Nathalie... - dir. Anne Fontaine - 2003 - France/Spain

There's something terribly calculated about Nathalie..., a French star vehicle from director Anne Fontaine (Comment j'ai tué mon père, Nettoyage à sec). I'm terribly skeptical of star vehicles in the first place. When you get three big French stars in a film that takes three years to come to the United States, something's wrong. And wrong, indeed, is the film Nathalie... As a regular film viewer, we tend to trust the images less and less. Aside from the obvious fact that the images are constructed by a person who has chosen the framing, lighting, color, etc., it has become obvious that audiences today don't want cohesive films and endings; they want surprise and awe. Now, as for awe, I can't blame them for this. But surprise and trickery are hardly substitutes for old fashioned dramatic conclusion. To put Natahlie... off the hook for a minute, it's hardly as treacherous as certain other films that rely on this element of surprise.

From the earliest moments of the film, we cannot trust Nathalie... Catherine (Fanny Ardant) has planned a surprise birthday party for her husband Bernard (Gérard Depardieu), but he can't make it. He "missed his flight," which we already assume to scream affair. The set-up is so familiar: a beautiful, middle-aged bourgeois woman plans an event for her husband, he can't make it, nor does he realize this event was intended to bring some life into their failing marriage. Catherine later listens to Bernard's voice mails, in which a young woman, of course, thanks him for the great night. Though she does confront him, she begins a ploy to hire a prostitute (Emmanuelle Béart) to have an affair with him and report back to Catherine about the details. The real indication of the final deceit of the film comes when "Nathalie" first reports back to Catherine. We don't see Nathalie or Bernard fuck; we just hear her testimony, and then Catherine pays her. A contemporary French film that is hiding the sex from us? There's something fishy going on here. In fact, we really don't see any of the saucy sex that is supposedly taking place offscreen in Nathalie... We're only told, with our imagination to run wild (or, at least, that's what Fontaine hopes for).

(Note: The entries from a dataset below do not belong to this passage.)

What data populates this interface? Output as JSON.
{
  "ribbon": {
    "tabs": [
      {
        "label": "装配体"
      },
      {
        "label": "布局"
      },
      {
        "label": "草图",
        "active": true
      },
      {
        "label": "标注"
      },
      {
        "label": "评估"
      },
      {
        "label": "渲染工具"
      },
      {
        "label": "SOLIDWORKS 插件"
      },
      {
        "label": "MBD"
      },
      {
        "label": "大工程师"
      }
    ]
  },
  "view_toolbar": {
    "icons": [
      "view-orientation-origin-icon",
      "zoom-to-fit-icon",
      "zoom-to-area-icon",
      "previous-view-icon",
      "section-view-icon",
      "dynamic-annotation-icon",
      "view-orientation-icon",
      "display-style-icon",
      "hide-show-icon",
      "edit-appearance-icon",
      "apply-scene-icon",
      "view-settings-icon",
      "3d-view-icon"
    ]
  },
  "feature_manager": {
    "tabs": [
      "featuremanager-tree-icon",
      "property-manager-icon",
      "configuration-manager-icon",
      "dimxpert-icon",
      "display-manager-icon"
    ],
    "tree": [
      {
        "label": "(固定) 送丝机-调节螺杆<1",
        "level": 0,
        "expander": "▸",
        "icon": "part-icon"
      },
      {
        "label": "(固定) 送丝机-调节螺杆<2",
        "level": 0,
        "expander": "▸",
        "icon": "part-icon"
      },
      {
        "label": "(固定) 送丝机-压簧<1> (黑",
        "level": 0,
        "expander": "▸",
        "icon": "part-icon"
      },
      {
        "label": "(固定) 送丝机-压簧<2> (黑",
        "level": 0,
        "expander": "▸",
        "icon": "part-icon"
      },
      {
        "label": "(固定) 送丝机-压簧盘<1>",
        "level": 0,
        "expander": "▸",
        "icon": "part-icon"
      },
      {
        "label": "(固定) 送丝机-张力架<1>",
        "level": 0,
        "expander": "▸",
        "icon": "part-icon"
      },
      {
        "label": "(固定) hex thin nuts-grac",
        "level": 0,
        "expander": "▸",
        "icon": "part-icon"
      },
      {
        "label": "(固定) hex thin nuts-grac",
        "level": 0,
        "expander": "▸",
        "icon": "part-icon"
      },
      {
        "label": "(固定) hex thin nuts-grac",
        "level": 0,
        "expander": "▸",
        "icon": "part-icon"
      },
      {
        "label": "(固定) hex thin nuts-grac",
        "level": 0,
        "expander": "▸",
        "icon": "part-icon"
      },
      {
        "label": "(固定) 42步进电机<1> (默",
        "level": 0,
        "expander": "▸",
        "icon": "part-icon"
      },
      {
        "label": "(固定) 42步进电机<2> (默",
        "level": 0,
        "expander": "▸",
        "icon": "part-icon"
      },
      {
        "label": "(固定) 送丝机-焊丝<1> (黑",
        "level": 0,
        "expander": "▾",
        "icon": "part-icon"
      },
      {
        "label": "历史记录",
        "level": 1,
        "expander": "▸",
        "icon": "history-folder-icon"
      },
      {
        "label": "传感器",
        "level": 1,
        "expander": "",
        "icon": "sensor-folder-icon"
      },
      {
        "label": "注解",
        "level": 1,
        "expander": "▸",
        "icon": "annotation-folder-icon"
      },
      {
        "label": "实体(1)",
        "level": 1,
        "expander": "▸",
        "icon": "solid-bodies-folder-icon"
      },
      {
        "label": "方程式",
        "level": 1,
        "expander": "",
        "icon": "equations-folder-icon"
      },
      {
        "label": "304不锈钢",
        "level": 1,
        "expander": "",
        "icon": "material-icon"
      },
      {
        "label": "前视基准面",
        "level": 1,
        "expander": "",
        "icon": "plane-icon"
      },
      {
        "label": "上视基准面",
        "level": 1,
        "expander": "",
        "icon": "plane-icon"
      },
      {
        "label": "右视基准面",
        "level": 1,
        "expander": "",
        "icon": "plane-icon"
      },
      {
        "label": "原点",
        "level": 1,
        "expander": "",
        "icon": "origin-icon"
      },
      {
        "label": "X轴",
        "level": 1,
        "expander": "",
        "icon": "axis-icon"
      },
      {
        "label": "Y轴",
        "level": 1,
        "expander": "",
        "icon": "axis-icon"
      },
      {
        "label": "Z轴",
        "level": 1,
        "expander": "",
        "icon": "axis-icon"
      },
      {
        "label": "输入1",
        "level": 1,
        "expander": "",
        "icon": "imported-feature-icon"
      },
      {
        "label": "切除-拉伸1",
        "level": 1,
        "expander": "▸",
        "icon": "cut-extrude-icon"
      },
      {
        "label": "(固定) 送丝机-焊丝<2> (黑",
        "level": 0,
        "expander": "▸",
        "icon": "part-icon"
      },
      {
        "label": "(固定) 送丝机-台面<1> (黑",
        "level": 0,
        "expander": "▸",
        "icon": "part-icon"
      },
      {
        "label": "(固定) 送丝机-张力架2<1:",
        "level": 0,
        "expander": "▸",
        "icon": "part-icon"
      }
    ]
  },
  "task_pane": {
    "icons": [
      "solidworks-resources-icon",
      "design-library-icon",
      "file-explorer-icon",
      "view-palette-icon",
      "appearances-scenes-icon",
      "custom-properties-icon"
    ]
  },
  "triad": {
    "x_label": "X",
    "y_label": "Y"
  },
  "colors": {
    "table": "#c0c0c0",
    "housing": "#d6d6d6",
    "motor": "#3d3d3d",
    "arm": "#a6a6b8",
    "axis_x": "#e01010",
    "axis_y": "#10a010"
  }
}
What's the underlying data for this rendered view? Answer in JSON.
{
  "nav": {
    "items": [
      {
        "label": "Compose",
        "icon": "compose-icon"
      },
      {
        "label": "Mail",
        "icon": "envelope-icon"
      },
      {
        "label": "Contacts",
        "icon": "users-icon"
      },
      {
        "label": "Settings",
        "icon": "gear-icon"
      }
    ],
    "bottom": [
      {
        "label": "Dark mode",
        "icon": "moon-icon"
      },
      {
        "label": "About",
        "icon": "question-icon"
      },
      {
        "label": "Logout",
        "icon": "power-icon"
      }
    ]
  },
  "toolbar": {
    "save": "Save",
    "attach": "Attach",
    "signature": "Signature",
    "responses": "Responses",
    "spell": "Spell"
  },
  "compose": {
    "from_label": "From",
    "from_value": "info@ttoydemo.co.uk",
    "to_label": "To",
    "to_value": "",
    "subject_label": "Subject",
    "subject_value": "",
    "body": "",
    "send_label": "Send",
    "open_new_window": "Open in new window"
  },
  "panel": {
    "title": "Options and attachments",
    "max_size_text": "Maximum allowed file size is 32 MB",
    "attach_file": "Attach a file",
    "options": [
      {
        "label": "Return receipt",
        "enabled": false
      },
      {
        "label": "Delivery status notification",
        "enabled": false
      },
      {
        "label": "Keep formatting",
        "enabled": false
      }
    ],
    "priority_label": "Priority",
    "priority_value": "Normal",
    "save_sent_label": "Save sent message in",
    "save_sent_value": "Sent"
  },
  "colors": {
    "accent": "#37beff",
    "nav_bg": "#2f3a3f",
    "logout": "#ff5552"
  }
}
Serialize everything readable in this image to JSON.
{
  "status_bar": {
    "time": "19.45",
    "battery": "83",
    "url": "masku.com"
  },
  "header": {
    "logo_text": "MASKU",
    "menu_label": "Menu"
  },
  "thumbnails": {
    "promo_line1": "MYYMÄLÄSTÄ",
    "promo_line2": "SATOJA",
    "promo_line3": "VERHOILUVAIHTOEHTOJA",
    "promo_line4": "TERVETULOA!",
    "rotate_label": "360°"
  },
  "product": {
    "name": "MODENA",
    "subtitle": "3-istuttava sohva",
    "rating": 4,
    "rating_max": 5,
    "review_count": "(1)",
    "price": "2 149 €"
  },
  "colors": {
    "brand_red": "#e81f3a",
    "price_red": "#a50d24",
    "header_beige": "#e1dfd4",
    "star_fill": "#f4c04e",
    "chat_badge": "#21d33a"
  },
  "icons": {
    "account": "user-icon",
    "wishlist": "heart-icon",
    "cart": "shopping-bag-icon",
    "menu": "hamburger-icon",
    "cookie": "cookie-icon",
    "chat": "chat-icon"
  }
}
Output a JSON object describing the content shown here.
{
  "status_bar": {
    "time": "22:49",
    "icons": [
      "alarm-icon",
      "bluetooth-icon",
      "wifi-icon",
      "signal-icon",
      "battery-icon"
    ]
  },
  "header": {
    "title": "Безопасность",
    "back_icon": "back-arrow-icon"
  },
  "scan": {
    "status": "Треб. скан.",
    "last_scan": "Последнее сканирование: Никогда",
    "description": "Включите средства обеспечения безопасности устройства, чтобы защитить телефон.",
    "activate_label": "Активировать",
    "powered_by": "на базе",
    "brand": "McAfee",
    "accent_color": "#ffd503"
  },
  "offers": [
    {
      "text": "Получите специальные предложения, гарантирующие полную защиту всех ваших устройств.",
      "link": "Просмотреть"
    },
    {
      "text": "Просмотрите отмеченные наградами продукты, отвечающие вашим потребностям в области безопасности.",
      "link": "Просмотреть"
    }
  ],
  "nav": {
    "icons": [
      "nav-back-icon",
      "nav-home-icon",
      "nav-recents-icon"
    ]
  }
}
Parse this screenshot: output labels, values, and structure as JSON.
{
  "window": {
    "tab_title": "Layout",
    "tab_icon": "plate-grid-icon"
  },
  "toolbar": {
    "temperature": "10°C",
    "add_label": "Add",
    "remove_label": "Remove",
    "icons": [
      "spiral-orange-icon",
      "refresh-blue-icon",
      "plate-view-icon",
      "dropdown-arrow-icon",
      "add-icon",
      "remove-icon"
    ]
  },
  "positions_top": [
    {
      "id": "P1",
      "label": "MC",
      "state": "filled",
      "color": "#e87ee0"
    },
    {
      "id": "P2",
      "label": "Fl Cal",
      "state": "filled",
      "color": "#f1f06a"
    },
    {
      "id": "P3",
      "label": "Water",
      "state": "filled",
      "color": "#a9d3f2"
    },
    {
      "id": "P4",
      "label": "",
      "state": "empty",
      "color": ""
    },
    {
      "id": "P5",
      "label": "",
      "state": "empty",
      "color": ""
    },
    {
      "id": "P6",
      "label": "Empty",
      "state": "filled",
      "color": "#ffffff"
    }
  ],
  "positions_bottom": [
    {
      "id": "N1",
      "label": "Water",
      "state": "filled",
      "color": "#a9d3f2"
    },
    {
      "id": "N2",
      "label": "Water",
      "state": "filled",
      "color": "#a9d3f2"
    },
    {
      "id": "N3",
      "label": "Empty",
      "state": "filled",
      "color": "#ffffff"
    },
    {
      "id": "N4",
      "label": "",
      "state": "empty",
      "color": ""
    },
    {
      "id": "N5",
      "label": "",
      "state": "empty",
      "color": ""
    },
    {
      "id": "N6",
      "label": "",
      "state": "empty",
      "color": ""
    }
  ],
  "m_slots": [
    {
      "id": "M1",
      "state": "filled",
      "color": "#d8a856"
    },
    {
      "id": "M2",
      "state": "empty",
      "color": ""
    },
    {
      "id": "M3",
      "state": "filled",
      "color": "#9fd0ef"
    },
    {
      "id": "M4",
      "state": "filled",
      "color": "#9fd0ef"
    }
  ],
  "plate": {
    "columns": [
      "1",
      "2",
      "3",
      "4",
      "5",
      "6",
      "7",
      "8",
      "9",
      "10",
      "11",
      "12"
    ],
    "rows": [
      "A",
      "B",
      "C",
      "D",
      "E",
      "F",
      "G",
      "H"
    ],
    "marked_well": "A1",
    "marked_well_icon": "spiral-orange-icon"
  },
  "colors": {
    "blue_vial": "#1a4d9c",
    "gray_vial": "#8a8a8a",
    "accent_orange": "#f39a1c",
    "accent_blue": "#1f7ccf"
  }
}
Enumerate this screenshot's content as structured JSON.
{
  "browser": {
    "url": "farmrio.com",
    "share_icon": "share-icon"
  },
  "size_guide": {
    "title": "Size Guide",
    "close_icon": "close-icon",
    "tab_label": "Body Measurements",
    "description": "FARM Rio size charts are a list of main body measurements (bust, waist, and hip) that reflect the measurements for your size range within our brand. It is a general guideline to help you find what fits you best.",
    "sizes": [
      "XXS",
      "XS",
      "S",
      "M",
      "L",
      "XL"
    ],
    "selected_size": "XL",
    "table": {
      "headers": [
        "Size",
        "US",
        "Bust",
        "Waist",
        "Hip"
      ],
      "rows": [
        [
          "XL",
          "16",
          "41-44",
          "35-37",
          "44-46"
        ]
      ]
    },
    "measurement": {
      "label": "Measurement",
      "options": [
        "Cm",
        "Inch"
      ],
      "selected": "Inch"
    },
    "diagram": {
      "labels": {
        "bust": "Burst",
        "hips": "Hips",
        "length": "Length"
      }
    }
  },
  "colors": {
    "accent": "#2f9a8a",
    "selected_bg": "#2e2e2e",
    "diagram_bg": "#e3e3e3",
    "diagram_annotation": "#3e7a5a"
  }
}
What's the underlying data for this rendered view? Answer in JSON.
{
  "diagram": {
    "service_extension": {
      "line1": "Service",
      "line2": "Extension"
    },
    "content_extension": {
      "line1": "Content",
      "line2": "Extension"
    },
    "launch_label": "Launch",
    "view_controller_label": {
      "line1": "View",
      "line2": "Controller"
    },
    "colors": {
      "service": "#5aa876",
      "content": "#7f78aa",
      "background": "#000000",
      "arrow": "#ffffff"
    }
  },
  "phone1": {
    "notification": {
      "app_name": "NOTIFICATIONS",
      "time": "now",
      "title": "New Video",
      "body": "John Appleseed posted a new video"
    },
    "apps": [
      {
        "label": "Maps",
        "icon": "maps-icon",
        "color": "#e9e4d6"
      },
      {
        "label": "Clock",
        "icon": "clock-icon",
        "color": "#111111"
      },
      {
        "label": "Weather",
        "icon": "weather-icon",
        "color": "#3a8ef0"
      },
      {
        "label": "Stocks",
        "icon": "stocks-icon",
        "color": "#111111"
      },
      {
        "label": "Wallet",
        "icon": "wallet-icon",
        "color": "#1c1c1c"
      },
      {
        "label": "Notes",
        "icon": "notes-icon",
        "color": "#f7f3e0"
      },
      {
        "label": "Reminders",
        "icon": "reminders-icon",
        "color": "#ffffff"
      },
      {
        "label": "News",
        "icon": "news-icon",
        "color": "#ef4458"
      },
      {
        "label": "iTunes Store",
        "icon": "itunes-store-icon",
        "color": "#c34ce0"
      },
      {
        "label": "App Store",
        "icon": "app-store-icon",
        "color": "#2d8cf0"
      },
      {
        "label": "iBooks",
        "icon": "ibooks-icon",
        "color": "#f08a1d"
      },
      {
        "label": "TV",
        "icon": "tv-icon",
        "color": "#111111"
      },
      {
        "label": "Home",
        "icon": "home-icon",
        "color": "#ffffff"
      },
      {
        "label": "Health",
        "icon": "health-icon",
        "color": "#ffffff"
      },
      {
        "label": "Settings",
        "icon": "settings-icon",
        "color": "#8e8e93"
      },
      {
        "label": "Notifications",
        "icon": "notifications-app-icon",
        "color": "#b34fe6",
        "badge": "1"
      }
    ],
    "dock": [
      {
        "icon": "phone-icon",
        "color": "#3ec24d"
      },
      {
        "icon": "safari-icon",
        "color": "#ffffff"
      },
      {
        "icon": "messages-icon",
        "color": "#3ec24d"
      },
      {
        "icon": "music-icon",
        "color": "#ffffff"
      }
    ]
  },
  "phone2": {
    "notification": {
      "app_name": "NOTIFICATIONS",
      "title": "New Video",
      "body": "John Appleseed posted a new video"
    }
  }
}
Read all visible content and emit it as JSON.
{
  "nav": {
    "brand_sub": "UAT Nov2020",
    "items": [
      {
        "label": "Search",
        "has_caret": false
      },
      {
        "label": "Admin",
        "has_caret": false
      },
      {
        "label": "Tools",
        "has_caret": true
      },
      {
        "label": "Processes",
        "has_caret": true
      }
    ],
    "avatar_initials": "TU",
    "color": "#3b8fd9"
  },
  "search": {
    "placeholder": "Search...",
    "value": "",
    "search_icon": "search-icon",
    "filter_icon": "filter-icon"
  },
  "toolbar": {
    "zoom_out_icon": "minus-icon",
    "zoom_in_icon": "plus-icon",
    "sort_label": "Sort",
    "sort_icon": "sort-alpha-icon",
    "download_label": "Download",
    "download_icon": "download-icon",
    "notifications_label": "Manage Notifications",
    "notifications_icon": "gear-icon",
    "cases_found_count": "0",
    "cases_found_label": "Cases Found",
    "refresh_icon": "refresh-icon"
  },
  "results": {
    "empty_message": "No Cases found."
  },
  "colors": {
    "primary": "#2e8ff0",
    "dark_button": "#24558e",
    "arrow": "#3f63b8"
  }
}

Fontaine hopes our imagination can run wild, and we can forget the fact that we never actually see any action. Unfortunately, we (or maybe simply I) have been conditioned to not trust films and certainly not their directors. As the film progresses, you almost hope that it's not going to go the way we expect. Unfortunately, our fears are realized in the final ten minutes. And that's really just the jaw-dropper, deal-sealer. It goes everywhere else we expected (in addition to telling her erotic encounters with Bernard, Nathalie also brings the "life" out of bored Catherine) and to no real satisfying degree. Some people can appreciate star vehicles as simply a way to exploit the familiar faces and traits of some of our favorite stars. This was big in the Golden Age of Hollywood... and still exists, even in France (for a truly wretched example, see Isabelle Huppert in La Vie promise, in which she plays a worthless sketch of a very typical Huppert "heroine"). Though Dépardieu is barely even there, Ardant and Béart are quite competent, and, for that reason, we stick with Nathalie... until its bitter(sweet) end.